Mehrpour Masoud, Akhoundi Fahimeh H, Delgosha Maryam, Keyvani Hosein, Motamed Mohammad R, Sheibani Behnam, Meysamie Alipasha
*Department of Neurology, Firoozgar Hospital †Firoozgar Clinical Research Development Center ‡Department of Virology, Faculty of Medicine, Iran University of Medical Sciences §Department of Community Medicine, Faculty of Medicine, Tehran University of Medical Sciences, Tehran Iran.
Neurologist. 2015 Oct;20(4):57-60. doi: 10.1097/NRL.0000000000000053.
To investigate the potential role of disease-modifying therapies (DMTs) used to treat multiple sclerosis on inducing brain-derived neurotrophic factor (BDNF) production.
A total of 82 patients entered the study. Sixty (73%) patients were on DMTs (15 on Avonex, 13 on Rebif, 27 on Betaferon, 3 on Mitoxantrone, and 2 on IVIg), whereas 22 received no DMTs. The degree of neurological impairment was recorded using the expanded disability status scale (EDSS). Serum BDNF levels were assessed using the Sandwich ELISA method. We compared mean serum BDNF levels among patient groups based on whether or not they were on DMTs, and the specific agent used. Then, the relationship between BDNF levels and EDSS scores was assessed. The receiver operating characteristic (ROC) curve was used to calculate a cutoff value by which serum BDNF could predict the degree of disability.
The study sample had a mean age of 34.6 years, mean EDSS score of 3.8, and mean BDNF level of 198.9 pg/mL. Patients on interferon-β 1b therapy had significantly higher levels of BDNF compared with patients on Mitoxantrone or patients not on DMTs (237.6, 68.6, and 155.9, respectively; P=0.003). The degree of neurological impairment correlated negatively with BDNF levels (P<0.001). A cutoff value of 190 pg/mL was calculated for BDNF (ROC analysis, area under the curve: 0.729, P=0.002). At BDNF levels >190, the sensitivity for a milder degree of neurological impairment (EDSS<3) was 80%.

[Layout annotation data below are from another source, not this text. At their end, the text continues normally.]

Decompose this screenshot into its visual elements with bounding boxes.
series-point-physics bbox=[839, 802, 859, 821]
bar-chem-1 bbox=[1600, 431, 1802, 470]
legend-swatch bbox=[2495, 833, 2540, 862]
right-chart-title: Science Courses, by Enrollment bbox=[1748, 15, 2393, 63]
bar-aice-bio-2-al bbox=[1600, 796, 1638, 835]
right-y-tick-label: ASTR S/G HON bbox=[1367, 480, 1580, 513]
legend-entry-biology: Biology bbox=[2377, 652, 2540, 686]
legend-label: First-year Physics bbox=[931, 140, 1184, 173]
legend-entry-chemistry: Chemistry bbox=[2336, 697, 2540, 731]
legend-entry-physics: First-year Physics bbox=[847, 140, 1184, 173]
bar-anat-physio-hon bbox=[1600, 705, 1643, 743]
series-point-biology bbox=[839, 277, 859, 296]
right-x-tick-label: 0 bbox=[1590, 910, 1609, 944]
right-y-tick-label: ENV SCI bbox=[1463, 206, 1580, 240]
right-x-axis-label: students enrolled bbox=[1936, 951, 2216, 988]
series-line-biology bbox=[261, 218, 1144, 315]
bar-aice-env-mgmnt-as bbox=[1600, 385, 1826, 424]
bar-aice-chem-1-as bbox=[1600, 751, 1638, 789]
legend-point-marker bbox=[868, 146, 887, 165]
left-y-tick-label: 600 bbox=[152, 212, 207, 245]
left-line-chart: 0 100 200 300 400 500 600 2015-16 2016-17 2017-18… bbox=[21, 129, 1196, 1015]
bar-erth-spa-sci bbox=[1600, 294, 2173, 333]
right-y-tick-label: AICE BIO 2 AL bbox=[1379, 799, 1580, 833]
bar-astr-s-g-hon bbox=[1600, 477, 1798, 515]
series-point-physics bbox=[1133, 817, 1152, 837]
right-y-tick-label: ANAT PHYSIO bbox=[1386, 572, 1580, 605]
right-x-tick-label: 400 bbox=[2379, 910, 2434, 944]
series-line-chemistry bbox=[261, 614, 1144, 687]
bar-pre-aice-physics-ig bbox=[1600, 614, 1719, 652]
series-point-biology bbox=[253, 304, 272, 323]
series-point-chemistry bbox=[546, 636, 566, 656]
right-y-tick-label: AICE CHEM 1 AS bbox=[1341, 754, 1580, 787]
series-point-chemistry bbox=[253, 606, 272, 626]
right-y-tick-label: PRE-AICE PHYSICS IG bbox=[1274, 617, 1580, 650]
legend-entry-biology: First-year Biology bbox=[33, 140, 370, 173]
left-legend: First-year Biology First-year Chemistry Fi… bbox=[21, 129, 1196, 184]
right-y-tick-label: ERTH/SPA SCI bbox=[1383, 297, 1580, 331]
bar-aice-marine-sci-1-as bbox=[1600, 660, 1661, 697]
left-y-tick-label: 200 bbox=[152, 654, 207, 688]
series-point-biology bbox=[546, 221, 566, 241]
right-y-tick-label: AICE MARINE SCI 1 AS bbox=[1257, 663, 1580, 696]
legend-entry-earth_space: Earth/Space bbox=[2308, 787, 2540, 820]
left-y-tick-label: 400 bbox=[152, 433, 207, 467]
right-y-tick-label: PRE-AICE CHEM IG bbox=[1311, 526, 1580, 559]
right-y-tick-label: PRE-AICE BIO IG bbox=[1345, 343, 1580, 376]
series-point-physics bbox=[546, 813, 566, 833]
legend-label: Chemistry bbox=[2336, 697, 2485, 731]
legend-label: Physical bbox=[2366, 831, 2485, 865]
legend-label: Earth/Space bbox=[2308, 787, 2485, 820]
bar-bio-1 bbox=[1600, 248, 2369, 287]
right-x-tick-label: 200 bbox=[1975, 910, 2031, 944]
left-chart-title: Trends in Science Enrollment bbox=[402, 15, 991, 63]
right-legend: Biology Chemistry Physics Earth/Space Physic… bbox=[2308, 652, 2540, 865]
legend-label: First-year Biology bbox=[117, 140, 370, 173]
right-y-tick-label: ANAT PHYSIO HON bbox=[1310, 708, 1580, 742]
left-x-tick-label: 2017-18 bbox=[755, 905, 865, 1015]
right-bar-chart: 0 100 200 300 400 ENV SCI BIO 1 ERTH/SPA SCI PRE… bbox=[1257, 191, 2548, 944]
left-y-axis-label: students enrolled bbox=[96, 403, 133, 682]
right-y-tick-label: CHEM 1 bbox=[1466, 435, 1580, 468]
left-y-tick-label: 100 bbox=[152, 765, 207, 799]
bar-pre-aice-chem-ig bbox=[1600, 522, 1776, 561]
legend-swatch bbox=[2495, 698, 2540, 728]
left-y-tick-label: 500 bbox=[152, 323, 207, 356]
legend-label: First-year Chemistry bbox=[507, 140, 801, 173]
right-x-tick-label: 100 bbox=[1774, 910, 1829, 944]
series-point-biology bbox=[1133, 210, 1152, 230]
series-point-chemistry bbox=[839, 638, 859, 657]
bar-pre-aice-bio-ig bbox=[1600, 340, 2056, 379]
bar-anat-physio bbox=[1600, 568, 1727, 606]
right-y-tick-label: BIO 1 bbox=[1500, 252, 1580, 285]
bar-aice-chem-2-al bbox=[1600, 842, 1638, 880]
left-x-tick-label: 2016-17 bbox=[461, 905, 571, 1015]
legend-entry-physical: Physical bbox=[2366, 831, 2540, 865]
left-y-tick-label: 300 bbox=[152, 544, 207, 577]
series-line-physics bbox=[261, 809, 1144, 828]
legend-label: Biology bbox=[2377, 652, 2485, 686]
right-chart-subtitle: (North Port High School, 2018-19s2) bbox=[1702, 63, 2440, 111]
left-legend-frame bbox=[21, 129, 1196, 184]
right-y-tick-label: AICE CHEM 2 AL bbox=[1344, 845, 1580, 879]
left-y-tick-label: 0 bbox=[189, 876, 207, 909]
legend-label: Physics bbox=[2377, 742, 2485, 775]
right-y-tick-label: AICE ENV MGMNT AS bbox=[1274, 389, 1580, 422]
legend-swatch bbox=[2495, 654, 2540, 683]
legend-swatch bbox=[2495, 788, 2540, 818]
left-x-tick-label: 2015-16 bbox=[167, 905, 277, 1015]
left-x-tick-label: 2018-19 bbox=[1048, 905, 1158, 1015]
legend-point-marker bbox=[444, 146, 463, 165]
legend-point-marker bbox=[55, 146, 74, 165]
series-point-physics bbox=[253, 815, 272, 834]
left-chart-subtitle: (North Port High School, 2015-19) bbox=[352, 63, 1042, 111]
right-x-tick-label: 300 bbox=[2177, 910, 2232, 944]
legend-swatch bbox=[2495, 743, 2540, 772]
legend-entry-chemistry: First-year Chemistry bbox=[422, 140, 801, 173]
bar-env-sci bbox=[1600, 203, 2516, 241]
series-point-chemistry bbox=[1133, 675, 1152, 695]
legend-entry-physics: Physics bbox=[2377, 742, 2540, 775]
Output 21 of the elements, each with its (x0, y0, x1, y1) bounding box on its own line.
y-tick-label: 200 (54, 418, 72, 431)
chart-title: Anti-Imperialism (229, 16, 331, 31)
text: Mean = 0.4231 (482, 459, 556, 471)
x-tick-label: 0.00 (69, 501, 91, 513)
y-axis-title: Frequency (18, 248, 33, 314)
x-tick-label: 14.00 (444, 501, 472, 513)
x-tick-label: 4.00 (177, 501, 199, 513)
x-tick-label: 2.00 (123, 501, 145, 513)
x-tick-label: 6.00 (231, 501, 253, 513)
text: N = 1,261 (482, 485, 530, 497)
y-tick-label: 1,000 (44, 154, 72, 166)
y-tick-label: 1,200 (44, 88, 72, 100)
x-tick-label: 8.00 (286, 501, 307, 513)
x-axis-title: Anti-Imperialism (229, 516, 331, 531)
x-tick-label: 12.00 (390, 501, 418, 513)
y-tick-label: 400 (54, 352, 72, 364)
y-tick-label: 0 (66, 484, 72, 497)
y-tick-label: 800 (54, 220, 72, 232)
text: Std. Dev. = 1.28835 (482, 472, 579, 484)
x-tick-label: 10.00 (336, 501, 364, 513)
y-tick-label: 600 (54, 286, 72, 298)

This study showed a significant effect of interferon-β 1b therapy on increasing BDNF production in multiple sclerosis.
探讨用于治疗多发性硬化症的疾病修正疗法(DMTs)在诱导脑源性神经营养因子(BDNF)产生方面的潜在作用。
共有82例患者进入该研究。60例(73%)患者接受DMTs治疗(15例使用阿沃那新,13例使用利比,27例使用β-干扰素,3例使用米托蒽醌,2例使用静脉注射免疫球蛋白),而22例未接受DMTs治疗。使用扩展残疾状态量表(EDSS)记录神经功能损害程度。采用夹心酶联免疫吸附测定法评估血清BDNF水平。我们根据患者是否接受DMTs治疗以及所使用的具体药物,比较了各患者组的平均血清BDNF水平。然后,评估BDNF水平与EDSS评分之间的关系。使用受试者工作特征(ROC)曲线计算血清BDNF可预测残疾程度的临界值。
研究样本的平均年龄为34.6岁,平均EDSS评分为3.8,平均BDNF水平为198.9 pg/mL。与使用米托蒽醌的患者或未接受DMTs治疗的患者相比,接受β-干扰素1b治疗的患者BDNF水平显著更高(分别为237.6、68.6和155.9;P = 0.003)。神经功能损害程度与BDNF水平呈负相关(P < 0.001)。计算出BDNF的临界值为190 pg/mL(ROC分析,曲线下面积:0.729,P = 0.002)。当BDNF水平>190时,对较轻程度神经功能损害(EDSS < 3)的敏感性为80%。
本研究表明β-干扰素1b治疗在增加多发性硬化症患者BDNF产生方面具有显著效果。